Out this week: The Windfall by Diksha Basu; Quiet Until the Thaw by Alexandra Fuller; The Destroyers by Christopher Bollen; River Under the Road by Scott Spencer; The Confusion of Languages by Siobhan Fallon; and Modern Gods by Nick Laird. For more on these and other new titles, go read our most recent book preview.
Translating is notoriously difficult work, and translating Proust even more so. The Boston Review has published a very thoughtful piece about the history of In Search of Lost Time in English, the trouble with annotations, and the general “tension in translation between the spirit and the letter.” We highly recommend you take the time to read it, even if you don’t have time for Proust just yet.
A lot is written about artists just starting their careers, and about those artists with a lifetime of work to look back over, but in a piece for The Enemy Barry Schwabasky considers the difficulty of being somewhere in the middle of an artistic career. After all, “most artists do, for better or worse, live through what’s come to be known as their midcareer. It’s just that they don’t often do so with ease. … The middle of the journey sometimes seems to be all about losing the way.”
In another excellent essay from LARB’s new site, Morten Høi Jensen takes a close look at the work of Martin Amis to discuss the theme of masculinity, the arc of his oeuvre, the seductiveness of his distinct tone and the dangers of falling for it.
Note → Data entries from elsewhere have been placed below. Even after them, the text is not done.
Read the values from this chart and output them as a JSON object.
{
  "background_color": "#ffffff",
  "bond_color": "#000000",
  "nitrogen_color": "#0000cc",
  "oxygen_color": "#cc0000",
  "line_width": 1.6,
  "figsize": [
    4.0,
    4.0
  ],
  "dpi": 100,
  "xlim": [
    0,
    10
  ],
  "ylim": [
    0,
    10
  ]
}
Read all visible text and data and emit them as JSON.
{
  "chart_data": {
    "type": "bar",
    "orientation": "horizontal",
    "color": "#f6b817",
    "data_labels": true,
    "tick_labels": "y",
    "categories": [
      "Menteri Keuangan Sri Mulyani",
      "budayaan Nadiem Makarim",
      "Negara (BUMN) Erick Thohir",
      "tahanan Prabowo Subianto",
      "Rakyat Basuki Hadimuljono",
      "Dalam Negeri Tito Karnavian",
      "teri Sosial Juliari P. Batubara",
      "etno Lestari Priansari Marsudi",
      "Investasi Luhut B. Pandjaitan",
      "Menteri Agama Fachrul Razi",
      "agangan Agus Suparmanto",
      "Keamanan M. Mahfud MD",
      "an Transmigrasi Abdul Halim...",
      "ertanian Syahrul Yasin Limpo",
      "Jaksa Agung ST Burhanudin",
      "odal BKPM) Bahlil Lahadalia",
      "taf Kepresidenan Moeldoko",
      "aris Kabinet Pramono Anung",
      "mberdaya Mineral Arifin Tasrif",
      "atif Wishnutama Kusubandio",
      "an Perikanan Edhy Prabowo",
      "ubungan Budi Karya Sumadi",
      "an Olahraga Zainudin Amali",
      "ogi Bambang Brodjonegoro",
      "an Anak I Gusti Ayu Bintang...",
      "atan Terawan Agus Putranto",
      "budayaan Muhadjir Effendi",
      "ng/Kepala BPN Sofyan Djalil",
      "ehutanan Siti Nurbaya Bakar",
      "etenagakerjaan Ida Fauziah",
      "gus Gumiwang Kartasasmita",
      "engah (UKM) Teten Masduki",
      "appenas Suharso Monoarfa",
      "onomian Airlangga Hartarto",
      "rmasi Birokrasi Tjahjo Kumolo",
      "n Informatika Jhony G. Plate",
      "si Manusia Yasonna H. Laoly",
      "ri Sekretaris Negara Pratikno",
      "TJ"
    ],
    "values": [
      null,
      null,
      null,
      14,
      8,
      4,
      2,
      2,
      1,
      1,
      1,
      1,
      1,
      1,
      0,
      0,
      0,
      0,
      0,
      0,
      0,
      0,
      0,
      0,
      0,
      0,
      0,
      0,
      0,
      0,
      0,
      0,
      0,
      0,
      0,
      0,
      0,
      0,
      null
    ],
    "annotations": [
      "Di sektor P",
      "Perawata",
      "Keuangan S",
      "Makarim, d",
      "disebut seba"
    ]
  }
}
For more on Amis, check out our expose of Invasion of the Space Invaders, the near-forgotten first work by Amis in which the young author details the gritty world of arcade gaming.
Graduation season is upon us, and college students across the nation are listening to esteemed commencement speakers. Some get treated to the likes of Bill Watterson, Jon Stewart, or Barbara Kingsolver. (I got to listen to The Rock.) In the thrill of the moment, it feels like it hardly matters who’s at the podium. One wonders if audiences really grasp the material in these speeches right away, or if the speaker’s words only become clear later on. Inspired by David Foster Wallace’s iconic Kenyon address in 2005, our own Kevin Hartnett tried to find out.